J. Teixeira na Crusoé: As falsidades da conversa sobre fake news
A obsessão dos jornalistas brasileiros com as tais notícias falsas distancia o jornalismo da notícia real
Fake news: peguei nojo. E ando entojado da expressão, não tanto do elusivo objeto que ela designa. Pois o problema das duas palavras em inglês está justamente na esquizofrenia semântica que as aflige sempre que são reunidas. Na aparência, essa conjunção simples de adjetivo e substantivo parece falar de uma realidade facilmente compreensível e traduzível: notícias falsas. Mas o uso foi estreitando o sentido. A política, mais uma vez, deformou a linguagem.
Durante o governo que se encerrou no último dia de 2022, fake news designava sobretudo as notícias falsas espalhadas por ocupantes do Planalto e adjacências. Até aí, a restrição política do sentido era justificável: dos perigos das vacinas às urnas eletrônicas fraudadas, aquela turma foi mesmo pródiga em invenções alucinadas. Desde que “o Brasil voltou”, porém, o significado literal da expressão sofreu corrosões sucessivas, até se deformar por completo: fake news são notícias falsas sobre o governo – aliás, são notícias descontextualizadas sobre o mesmo governo – ou, na verdade, notícias desfavoráveis ao governo – e não só notícias propriamente ditas, mas opiniões contrárias à democracia (que agora é sinônimo de “governo”), sobretudo se divulgadas em rede social.

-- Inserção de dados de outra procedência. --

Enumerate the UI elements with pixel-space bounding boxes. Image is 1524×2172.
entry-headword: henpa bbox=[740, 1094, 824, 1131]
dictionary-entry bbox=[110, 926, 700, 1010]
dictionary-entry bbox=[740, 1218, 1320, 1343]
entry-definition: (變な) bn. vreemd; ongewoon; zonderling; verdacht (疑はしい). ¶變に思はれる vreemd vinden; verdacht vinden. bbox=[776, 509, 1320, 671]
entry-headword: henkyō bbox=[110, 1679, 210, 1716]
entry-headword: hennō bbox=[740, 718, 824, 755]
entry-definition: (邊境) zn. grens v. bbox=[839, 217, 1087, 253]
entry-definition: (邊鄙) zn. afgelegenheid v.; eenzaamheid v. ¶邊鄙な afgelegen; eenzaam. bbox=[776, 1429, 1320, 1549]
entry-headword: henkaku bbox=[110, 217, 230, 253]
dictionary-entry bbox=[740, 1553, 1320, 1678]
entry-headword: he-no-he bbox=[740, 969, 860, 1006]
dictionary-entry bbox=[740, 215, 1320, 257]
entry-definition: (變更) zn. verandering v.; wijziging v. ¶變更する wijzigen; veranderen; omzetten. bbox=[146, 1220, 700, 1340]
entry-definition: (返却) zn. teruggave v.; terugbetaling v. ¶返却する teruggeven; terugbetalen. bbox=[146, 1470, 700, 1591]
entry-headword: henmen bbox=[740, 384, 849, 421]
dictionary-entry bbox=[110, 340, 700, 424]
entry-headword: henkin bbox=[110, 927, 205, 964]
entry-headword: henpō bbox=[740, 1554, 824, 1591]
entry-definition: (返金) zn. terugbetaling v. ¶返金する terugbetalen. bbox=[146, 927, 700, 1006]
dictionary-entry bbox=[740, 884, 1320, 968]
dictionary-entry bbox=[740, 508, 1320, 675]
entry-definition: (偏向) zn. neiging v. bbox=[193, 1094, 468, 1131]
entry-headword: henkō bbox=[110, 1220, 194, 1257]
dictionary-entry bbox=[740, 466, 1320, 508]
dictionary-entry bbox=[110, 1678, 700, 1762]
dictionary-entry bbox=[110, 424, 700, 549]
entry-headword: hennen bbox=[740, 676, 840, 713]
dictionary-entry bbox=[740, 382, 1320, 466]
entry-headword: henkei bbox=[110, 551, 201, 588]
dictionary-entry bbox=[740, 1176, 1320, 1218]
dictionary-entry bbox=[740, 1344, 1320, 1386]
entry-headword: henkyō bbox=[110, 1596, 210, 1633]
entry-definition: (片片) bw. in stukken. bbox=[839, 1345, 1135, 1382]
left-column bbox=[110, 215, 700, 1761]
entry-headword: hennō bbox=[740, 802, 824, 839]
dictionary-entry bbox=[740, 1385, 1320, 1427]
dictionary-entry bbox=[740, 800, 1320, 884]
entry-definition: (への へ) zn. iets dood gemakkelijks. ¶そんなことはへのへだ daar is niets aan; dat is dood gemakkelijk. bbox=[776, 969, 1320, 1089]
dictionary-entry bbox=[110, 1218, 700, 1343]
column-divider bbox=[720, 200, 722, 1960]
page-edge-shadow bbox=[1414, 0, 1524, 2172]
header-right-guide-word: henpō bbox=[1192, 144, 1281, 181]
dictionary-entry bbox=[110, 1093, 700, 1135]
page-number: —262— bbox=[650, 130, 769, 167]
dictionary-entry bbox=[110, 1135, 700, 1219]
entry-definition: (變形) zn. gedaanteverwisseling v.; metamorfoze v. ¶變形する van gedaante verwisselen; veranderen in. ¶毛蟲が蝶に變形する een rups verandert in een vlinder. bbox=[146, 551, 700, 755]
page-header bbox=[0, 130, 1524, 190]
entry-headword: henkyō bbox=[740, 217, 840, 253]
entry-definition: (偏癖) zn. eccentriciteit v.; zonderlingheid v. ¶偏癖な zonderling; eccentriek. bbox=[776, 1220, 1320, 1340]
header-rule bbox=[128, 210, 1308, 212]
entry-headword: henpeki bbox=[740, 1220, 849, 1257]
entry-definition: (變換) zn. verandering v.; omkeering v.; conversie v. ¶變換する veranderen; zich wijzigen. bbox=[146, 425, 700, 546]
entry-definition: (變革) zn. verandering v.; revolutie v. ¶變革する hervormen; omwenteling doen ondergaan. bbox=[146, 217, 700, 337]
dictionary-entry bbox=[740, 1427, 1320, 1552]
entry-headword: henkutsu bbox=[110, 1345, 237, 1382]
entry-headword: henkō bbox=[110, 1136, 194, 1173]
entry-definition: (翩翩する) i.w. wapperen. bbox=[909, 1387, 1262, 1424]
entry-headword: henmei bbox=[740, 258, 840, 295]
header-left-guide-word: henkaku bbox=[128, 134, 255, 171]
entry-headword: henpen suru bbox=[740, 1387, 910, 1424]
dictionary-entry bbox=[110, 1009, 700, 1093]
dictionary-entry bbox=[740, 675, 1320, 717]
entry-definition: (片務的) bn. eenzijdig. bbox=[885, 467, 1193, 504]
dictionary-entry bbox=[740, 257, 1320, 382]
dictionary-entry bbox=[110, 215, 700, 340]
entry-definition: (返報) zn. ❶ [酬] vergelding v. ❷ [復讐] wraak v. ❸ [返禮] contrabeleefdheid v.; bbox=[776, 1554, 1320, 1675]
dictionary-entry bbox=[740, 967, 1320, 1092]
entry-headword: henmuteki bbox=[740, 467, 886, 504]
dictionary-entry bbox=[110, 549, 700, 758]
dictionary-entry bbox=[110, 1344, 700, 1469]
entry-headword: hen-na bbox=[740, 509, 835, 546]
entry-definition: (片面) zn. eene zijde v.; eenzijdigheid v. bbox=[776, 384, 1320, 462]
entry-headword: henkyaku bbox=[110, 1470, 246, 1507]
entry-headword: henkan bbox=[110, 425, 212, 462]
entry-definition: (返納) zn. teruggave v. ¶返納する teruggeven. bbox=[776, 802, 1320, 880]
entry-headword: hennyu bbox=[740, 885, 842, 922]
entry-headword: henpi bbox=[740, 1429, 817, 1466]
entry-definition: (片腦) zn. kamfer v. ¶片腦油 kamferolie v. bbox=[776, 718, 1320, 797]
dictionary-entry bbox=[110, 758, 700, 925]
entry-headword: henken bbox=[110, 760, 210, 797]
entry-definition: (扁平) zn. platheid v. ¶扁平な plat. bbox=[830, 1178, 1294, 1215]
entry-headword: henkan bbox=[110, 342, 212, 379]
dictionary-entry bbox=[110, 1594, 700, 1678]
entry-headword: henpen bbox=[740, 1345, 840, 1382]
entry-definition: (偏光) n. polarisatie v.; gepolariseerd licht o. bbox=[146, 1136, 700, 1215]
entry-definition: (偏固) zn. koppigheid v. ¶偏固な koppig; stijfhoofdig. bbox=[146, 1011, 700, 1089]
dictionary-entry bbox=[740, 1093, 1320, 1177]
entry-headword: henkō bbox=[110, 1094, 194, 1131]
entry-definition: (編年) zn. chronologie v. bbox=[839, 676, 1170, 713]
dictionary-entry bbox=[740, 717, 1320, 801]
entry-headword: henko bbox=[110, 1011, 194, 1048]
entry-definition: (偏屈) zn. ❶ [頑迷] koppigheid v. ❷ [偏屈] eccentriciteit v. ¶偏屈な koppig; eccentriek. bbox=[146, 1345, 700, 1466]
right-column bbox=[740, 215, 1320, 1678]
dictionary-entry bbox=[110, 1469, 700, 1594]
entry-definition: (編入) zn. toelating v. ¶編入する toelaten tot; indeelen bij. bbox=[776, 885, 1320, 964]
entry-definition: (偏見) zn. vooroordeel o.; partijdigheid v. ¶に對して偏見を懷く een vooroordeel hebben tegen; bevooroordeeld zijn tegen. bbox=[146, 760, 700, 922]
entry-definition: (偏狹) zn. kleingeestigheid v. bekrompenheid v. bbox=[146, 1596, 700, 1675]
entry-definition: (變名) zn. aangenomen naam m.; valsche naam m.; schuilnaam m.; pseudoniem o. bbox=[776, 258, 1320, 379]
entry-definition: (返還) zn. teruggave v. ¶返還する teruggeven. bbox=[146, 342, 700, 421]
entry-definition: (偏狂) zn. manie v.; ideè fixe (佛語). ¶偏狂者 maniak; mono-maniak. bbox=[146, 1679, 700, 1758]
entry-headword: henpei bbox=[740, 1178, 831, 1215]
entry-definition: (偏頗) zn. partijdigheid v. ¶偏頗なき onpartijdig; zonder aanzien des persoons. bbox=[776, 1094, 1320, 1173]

O leitor talvez tenha acompanhado a triste treta entre uma comentarista de canal de notícias e uma pesquisadora ligada a um instituto acadêmico que monitora temas políticos na internet. O episódio ilustra bem as distorções que a fixação patológica nas tais fake news impôs à prática jornalística. A comentarista fez um editorial contra as mensagens (todas falsas, segundo ela) que circulavam pela rede acusando a ausência do Estado no socorro às vítimas da enchente no Rio Grande do Sul. Amparou-se em um levantamento feito pelo instituto universitário. A pesquisadora foi ao X (ex-Twitter) corrigir a comentarista: o levantamento na verdade não aferiu se o conteúdo das postagens era falso ou verdadeiro. Seguiu-se uma daquelas discussões que, como dizia Otto Lara Resende, produzem mais perdigotos do que luz. Os tuiteiros que terçam armas na guerra cultural foram ao delírio. A pesquisadora foi afastada de suas funções; a comentarista segue no canal de notícias. Universidade e imprensa poderiam ter passado sem esse vexame.